In 2000 Oleksiy Pukach occupied the post of chief of the criminal search directorate (in plain speech - the visual surveillance service, "the visuals", "the seven") of the Ukrainian Interior Ministry. Pukach is now in the same case with those accused of murdering Heorhiy Gongadze - police colonels Mykola Protasov and Valeriy Kostenko. The fourth accused, who on that fateful evening was driving the car that had taken Heorhiy away, police officer Popovych, is out on bail.

On 16 September 2000 Pukach and the aforementioned three took the journalist to Bila Tserkva District [Kiev Region] and killed him there. What is more, according to the inquiry's theory, the general himself allegedly strangled Heorhiy with his own belt. Then the killers buried the body and went to a cafe to "mark" the event.

We also remind you that Pukach had already been detained by the PGO on 22 October 2003. At that time the court originally authorized his arrest, but on 5 November 2003 (shortly after the dismissal of the then prosecutor-general, [Svyatoslav] Piskun) the court replaced the detention by a bail order, after which Pukach was not seen in Ukraine.

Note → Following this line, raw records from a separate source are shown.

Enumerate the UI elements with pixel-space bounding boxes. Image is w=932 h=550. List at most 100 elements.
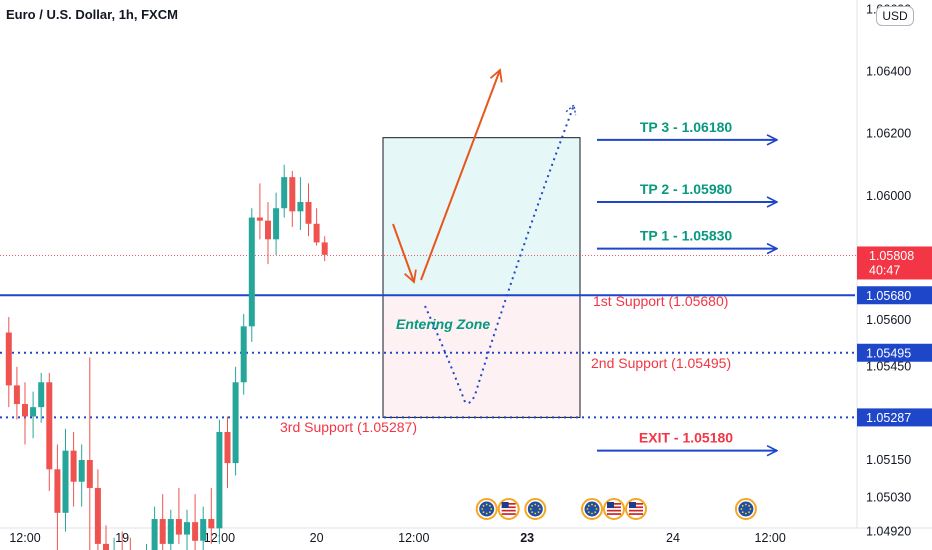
candle-body[interactable] bbox=[273, 208, 280, 240]
price-badge-support-1 bbox=[857, 286, 932, 305]
us-stripe bbox=[501, 513, 516, 515]
y-tick-label: 1.06400 bbox=[866, 64, 911, 78]
eu-star bbox=[594, 511, 597, 514]
eu-star bbox=[748, 511, 750, 514]
candle-body[interactable] bbox=[208, 519, 215, 529]
candle-body[interactable] bbox=[240, 326, 247, 383]
x-tick-label: 12:00 bbox=[9, 531, 40, 545]
candle-body[interactable] bbox=[305, 202, 312, 224]
eu-star bbox=[482, 504, 485, 507]
currency-button[interactable]: USD bbox=[876, 6, 914, 26]
current-price-badge bbox=[857, 246, 932, 280]
x-tick-label: 12:00 bbox=[398, 531, 429, 545]
candle-body[interactable] bbox=[289, 177, 296, 212]
candle-body[interactable] bbox=[22, 404, 28, 417]
candle-body[interactable] bbox=[192, 522, 199, 541]
price-badge-text-support-1: 1.05680 bbox=[866, 289, 911, 303]
eu-star bbox=[587, 511, 590, 514]
candle-body[interactable] bbox=[200, 519, 207, 541]
candle-body[interactable] bbox=[62, 450, 69, 513]
zone-upper-box[interactable] bbox=[382, 137, 581, 296]
us-stripe bbox=[607, 509, 621, 512]
candle-body[interactable] bbox=[38, 382, 45, 408]
support-label-support-3: 3rd Support (1.05287) bbox=[280, 419, 417, 435]
candle-body[interactable] bbox=[159, 519, 166, 544]
candle-body[interactable] bbox=[151, 519, 158, 550]
x-tick-label: 23 bbox=[520, 531, 534, 545]
eu-star bbox=[538, 508, 541, 510]
target-label-tp3: TP 3 - 1.06180 bbox=[640, 119, 733, 135]
y-tick-label: 1.06000 bbox=[866, 189, 911, 203]
eu-star bbox=[741, 511, 744, 514]
price-badge-support-2 bbox=[857, 343, 932, 362]
us-stripe bbox=[501, 509, 516, 512]
support-label-support-2: 2nd Support (1.05495) bbox=[591, 355, 731, 371]
us-stripe bbox=[629, 513, 643, 515]
candle-body[interactable] bbox=[5, 332, 12, 386]
support-label-support-1: 1st Support (1.05680) bbox=[593, 293, 728, 309]
orange-arrow-down[interactable] bbox=[392, 223, 417, 284]
eu-star bbox=[481, 508, 484, 510]
candle-body[interactable] bbox=[70, 450, 77, 482]
candle-body[interactable] bbox=[103, 543, 109, 550]
candle-body[interactable] bbox=[248, 217, 255, 327]
candle-body[interactable] bbox=[216, 432, 223, 529]
eu-star bbox=[595, 508, 598, 510]
eu-star bbox=[741, 504, 744, 507]
candle-body[interactable] bbox=[54, 469, 61, 513]
projected-path[interactable] bbox=[424, 103, 577, 405]
candle-body[interactable] bbox=[321, 242, 328, 255]
candle-body[interactable] bbox=[175, 519, 182, 535]
candle-body[interactable] bbox=[265, 220, 271, 240]
eu-star bbox=[485, 512, 488, 515]
y-tick-label: 1.05600 bbox=[866, 313, 911, 327]
eu-star bbox=[485, 503, 488, 506]
eu-star bbox=[591, 512, 593, 515]
candle-body[interactable] bbox=[46, 382, 53, 470]
us-stripe bbox=[629, 509, 643, 512]
eu-star bbox=[534, 503, 537, 506]
orange-arrow-up[interactable] bbox=[420, 68, 503, 281]
eu-star bbox=[529, 508, 532, 510]
eu-star bbox=[591, 503, 593, 506]
y-tick-label: 1.05030 bbox=[866, 490, 911, 504]
us-canton bbox=[607, 502, 614, 508]
eu-star bbox=[748, 504, 750, 507]
eu-star bbox=[745, 512, 747, 515]
candle-body[interactable] bbox=[232, 382, 239, 464]
candle-body[interactable] bbox=[256, 217, 263, 221]
candle-body[interactable] bbox=[297, 202, 304, 212]
candle-body[interactable] bbox=[13, 385, 20, 405]
candle-body[interactable] bbox=[94, 487, 101, 544]
eu-star bbox=[586, 508, 589, 510]
price-badge-support-3 bbox=[857, 408, 932, 427]
price-badge-text-support-3: 1.05287 bbox=[866, 411, 911, 425]
y-tick-label: 1.05450 bbox=[866, 360, 911, 374]
x-tick-label: 12:00 bbox=[755, 531, 786, 545]
current-price-text: 1.05808 bbox=[869, 249, 914, 263]
candle-body[interactable] bbox=[30, 407, 37, 417]
price-badge-text-support-2: 1.05495 bbox=[866, 346, 911, 360]
candle-body[interactable] bbox=[313, 223, 320, 243]
eu-star bbox=[488, 504, 491, 507]
symbol-title: Euro / U.S. Dollar, 1h, FXCM bbox=[6, 7, 178, 22]
candle-body[interactable] bbox=[78, 459, 85, 482]
candle-body[interactable] bbox=[86, 459, 93, 488]
candle-body[interactable] bbox=[167, 519, 174, 544]
us-canton bbox=[501, 502, 509, 508]
x-tick-label: 24 bbox=[666, 531, 680, 545]
candle-body[interactable] bbox=[281, 177, 288, 209]
zone-lower-box[interactable] bbox=[382, 294, 581, 418]
us-stripe bbox=[607, 513, 621, 515]
candle-body[interactable] bbox=[184, 522, 190, 535]
eu-star bbox=[594, 504, 597, 507]
eu-star bbox=[745, 503, 747, 506]
candle-body[interactable] bbox=[224, 432, 231, 464]
eu-star bbox=[537, 504, 540, 507]
eu-star bbox=[587, 504, 590, 507]
eu-star bbox=[537, 511, 540, 514]
target-label-tp2: TP 2 - 1.05980 bbox=[640, 181, 733, 197]
eu-star bbox=[531, 511, 534, 514]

THREE MAIN QUESTIONS ABOUT PUKACH

FIRST, what importance does the capture of Pukach have for solving the Gongadze case? If Pukach admits his part in Gongadze's murder, as the ringleader of the group of killers, he may lead to the people who ordered the crime, who gave him the order to sort out the journalist. Apart from that, Pukach may say how Gongadze's body was beheaded and reburied in Tarashcha [forest where it was found] (although it is not an established fact that the general was in the know about this story).

And this, in turn, may lead to the people who ordered the "cassette scandal". Meaning the people who organized the recording of conversations in [former President Leonid] Kuchma's office on the so-called Melnychenko tapes [allegedly recorded by former Ukrainian state guard Mykola Melnychenko], and who later organized their publication.

SECOND, who can Pukach name as the person who ordered the killing of Gongadze?

There are two options. The first is that Pukach will say that he got the criminal order from former Interior Minister Yuriy Kravchenko (now deceased) and that he does not know who gave the order to Kravchenko (so the thread leading to the real people behind the crime will be broken, perhaps forever). The second is that he will name the people who gave the orders to Kravchenko. In that case, the tangle may unravel to the end.

THIRD, how likely is it that Pukach will admit his part in the killing of Gongadze? The answer directly depends on what other proof the inquiry has about Pukach's participation in the murder of Gongadze apart from the evidence of the men already arrested in the case (after all, in theory the accused could specify both themselves and Pukach).

If there is such proof, then the inquiry will probably find it not difficult to incline Pukach to making a "frank confession". If not, then the inquiry should not expect Pukach to make a confession of his guilt and hence not get evidence from him about the people who ordered the crime.